Interpreting the signal responsibly
While the findings offer reassurance against dramatic average rebound, they are not a license for complacency among clinicians or payers.
- Study design: retrospective cohort using real‑world clinical records from two states; not a randomized discontinuation trial.
- Generalizability: outcomes reflect patients engaged with a large integrated health system and may differ in other settings.
- Outcome measurement: weight trajectories in routine care can be influenced by follow‑up intensity and treatment switching.
Decision‑makers should therefore treat the analysis as an important early signal rather than a definitive guide to how long patients can safely pause therapy.

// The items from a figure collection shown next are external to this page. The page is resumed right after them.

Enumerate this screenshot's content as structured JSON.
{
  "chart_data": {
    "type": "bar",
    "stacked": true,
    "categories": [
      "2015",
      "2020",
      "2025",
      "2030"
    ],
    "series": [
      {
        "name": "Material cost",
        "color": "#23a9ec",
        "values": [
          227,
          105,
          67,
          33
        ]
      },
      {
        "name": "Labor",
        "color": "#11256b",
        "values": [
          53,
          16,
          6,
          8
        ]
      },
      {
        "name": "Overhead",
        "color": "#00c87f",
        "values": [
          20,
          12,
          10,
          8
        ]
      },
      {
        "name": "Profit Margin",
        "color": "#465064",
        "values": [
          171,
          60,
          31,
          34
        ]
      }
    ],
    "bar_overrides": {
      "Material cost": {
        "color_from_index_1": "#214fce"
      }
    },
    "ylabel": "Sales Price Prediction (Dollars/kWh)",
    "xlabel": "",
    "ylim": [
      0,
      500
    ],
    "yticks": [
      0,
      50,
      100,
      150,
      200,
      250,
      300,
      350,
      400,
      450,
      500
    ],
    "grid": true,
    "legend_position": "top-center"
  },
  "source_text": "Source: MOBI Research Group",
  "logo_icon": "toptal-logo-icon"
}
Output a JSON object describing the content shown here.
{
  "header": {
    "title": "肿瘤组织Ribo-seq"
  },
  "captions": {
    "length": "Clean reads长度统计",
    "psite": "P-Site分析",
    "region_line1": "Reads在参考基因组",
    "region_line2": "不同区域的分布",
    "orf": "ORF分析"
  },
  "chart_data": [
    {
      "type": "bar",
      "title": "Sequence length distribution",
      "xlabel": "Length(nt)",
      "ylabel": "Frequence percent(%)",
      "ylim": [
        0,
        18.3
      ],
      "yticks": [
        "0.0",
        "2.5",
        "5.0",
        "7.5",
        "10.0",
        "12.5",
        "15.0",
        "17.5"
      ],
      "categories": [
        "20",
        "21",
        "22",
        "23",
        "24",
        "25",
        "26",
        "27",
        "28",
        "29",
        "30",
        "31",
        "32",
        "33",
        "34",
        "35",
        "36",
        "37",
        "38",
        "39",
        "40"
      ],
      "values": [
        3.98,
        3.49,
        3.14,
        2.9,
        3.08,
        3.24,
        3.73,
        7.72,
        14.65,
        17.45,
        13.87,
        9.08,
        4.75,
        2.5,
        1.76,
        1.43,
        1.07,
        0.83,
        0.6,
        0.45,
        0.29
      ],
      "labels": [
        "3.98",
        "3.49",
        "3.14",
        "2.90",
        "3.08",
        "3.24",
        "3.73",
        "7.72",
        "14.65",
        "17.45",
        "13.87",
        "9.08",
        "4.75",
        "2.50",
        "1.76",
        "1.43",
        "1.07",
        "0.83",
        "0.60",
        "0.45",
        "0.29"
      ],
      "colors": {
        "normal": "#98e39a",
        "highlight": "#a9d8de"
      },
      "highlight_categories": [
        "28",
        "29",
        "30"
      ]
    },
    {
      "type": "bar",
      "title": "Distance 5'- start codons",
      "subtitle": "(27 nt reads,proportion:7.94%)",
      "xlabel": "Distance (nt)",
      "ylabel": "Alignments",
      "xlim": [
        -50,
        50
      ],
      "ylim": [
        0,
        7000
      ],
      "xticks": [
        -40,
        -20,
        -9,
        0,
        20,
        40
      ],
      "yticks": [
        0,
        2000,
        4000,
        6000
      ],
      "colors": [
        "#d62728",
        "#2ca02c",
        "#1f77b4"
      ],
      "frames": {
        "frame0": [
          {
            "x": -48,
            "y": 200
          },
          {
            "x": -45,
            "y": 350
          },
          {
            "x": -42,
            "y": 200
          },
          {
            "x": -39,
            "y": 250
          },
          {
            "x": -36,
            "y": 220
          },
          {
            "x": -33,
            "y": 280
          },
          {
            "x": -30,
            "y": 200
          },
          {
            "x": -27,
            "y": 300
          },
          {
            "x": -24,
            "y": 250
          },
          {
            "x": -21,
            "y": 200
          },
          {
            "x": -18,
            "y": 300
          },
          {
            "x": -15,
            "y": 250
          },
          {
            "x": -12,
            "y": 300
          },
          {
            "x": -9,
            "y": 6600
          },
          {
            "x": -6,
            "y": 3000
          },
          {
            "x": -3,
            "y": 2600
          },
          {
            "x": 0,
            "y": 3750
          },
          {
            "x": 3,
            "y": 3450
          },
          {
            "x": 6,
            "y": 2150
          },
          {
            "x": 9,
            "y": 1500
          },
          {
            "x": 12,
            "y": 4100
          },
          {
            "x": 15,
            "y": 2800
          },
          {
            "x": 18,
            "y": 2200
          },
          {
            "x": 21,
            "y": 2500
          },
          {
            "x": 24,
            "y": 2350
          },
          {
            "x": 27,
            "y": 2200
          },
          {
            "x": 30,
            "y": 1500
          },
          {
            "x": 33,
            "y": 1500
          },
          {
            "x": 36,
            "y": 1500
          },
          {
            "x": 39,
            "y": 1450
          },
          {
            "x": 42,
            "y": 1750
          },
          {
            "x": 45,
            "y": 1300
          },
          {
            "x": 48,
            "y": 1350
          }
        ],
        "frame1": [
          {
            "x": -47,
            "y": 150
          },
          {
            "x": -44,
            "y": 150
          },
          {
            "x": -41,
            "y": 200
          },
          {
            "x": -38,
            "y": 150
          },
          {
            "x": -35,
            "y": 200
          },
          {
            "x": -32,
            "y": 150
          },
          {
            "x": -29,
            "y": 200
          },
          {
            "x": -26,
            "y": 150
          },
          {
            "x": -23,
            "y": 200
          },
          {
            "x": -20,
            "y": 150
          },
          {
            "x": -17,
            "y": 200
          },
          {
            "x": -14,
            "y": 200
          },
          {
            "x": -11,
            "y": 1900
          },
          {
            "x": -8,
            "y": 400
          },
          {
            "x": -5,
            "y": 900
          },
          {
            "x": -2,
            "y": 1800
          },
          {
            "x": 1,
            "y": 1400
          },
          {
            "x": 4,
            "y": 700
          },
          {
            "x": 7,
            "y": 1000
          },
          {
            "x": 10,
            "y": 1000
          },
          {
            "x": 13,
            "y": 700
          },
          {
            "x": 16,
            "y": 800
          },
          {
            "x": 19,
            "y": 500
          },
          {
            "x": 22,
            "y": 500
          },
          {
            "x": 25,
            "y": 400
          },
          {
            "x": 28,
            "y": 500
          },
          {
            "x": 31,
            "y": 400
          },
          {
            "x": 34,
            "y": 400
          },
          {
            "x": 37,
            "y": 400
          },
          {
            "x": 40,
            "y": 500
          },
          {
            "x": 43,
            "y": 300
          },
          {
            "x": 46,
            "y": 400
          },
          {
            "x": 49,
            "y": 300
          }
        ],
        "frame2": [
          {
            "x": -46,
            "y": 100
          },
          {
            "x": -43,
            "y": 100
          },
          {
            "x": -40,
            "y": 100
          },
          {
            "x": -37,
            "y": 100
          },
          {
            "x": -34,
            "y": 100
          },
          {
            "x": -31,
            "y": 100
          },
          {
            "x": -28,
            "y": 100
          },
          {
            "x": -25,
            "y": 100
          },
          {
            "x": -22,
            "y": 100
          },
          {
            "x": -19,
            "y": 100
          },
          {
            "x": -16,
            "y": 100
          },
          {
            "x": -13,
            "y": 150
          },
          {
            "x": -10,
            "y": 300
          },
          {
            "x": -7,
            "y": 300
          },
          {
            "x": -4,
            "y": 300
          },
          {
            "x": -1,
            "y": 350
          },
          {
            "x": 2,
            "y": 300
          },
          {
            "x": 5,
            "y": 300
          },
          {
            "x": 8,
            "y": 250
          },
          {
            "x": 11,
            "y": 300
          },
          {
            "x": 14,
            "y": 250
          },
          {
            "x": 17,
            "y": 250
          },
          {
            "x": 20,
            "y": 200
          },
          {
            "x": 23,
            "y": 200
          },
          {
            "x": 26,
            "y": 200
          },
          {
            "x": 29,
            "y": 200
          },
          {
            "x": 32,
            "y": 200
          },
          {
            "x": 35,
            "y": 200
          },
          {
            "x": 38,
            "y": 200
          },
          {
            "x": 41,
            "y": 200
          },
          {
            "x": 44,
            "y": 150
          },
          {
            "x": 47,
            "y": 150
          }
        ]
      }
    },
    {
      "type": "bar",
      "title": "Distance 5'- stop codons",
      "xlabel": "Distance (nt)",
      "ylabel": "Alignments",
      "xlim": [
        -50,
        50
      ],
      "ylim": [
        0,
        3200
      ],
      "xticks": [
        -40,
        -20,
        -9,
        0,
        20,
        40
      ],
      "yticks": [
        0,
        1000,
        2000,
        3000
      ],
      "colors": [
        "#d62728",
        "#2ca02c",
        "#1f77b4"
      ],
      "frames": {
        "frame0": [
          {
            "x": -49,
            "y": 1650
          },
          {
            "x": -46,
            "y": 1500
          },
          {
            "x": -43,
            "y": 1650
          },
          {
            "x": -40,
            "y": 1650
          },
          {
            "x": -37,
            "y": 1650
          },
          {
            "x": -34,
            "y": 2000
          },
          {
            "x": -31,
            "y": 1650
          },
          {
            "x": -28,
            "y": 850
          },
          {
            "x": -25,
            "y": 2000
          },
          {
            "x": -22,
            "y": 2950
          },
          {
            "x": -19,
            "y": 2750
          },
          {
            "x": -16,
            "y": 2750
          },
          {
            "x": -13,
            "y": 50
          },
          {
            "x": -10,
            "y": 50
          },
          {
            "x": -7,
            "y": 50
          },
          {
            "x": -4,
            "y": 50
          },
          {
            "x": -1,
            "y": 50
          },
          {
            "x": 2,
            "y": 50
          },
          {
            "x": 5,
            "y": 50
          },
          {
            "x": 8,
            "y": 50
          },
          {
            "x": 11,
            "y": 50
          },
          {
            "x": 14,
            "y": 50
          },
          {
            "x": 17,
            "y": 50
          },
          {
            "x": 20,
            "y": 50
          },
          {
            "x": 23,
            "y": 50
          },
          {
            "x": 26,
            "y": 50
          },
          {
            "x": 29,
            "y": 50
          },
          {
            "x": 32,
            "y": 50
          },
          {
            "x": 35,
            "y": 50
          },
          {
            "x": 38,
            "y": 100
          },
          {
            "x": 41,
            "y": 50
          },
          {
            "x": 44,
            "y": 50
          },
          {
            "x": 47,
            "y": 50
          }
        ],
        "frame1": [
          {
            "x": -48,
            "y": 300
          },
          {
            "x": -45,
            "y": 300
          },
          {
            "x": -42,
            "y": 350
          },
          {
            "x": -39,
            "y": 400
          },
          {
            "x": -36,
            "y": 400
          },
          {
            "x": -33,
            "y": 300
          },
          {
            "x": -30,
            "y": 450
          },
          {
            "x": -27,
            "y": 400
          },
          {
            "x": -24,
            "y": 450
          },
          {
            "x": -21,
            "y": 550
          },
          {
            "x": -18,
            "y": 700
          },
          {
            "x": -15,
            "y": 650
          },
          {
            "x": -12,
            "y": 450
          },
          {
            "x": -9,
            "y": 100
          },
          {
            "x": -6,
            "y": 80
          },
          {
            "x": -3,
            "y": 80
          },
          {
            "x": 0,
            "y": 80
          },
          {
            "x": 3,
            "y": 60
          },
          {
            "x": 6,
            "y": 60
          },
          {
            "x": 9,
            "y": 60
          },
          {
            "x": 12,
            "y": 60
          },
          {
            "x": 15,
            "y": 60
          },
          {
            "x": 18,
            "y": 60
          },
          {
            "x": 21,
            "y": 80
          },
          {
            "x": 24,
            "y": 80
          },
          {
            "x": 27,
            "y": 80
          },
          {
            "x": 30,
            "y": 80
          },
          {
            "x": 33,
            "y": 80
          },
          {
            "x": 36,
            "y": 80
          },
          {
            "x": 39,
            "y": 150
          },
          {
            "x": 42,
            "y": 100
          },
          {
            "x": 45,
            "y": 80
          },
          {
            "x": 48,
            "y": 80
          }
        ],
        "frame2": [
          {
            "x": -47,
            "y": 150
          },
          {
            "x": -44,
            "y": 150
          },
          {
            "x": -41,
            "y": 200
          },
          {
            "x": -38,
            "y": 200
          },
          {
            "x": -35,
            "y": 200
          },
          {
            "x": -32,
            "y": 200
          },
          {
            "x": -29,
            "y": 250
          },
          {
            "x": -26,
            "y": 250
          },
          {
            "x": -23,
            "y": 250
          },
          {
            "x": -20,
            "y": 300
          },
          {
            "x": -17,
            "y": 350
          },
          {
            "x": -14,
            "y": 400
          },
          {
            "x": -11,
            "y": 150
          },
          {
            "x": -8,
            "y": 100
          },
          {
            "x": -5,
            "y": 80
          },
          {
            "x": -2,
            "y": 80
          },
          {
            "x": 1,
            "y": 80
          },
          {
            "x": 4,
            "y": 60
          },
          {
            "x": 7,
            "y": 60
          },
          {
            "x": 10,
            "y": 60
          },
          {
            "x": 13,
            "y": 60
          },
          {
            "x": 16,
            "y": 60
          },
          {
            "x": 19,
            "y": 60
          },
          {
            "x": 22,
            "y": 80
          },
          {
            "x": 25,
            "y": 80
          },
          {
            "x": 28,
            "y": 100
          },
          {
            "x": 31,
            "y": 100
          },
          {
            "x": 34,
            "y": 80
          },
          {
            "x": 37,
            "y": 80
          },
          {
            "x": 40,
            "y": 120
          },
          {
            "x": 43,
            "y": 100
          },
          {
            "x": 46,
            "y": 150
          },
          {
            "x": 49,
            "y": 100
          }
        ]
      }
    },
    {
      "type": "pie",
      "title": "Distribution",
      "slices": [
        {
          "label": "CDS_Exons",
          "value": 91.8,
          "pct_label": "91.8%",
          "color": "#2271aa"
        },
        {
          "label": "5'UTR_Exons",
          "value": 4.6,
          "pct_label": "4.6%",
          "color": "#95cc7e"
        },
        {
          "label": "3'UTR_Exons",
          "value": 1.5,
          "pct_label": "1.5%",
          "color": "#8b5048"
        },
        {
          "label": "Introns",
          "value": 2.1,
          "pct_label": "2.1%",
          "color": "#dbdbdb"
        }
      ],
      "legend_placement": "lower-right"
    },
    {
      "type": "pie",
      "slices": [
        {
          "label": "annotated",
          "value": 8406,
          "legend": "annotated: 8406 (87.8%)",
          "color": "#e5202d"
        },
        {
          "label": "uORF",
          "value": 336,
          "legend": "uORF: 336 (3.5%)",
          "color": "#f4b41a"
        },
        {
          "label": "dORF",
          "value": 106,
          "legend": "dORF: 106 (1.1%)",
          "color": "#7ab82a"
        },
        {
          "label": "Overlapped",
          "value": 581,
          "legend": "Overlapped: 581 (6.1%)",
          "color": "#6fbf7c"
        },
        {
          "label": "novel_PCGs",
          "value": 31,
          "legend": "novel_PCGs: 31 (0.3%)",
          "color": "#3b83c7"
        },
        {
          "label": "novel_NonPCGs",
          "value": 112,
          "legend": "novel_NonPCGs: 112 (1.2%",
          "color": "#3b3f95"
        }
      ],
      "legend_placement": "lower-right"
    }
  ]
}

Research agenda and clinical decision‑making
“Many patients do not give up on their obesity treatment journey, even if they need to stop their initial medication,” said Dr. Gasoyan. “In our future work, we will examine the comparative effectiveness of alternative treatment options for obesity in patients who discontinue semaglutide or tirzepatide, to help patients and their clinicians make informed decisions.”
For guideline bodies, health‑plan pharmacy committees, and public payers, the next wave of evidence on comparative effectiveness and restart patterns will help determine whether GLP‑1-based care is financed as a short‑term intervention or recognized-and budgeted for-as a chronic, relapsing condition that requires long‑horizon planning.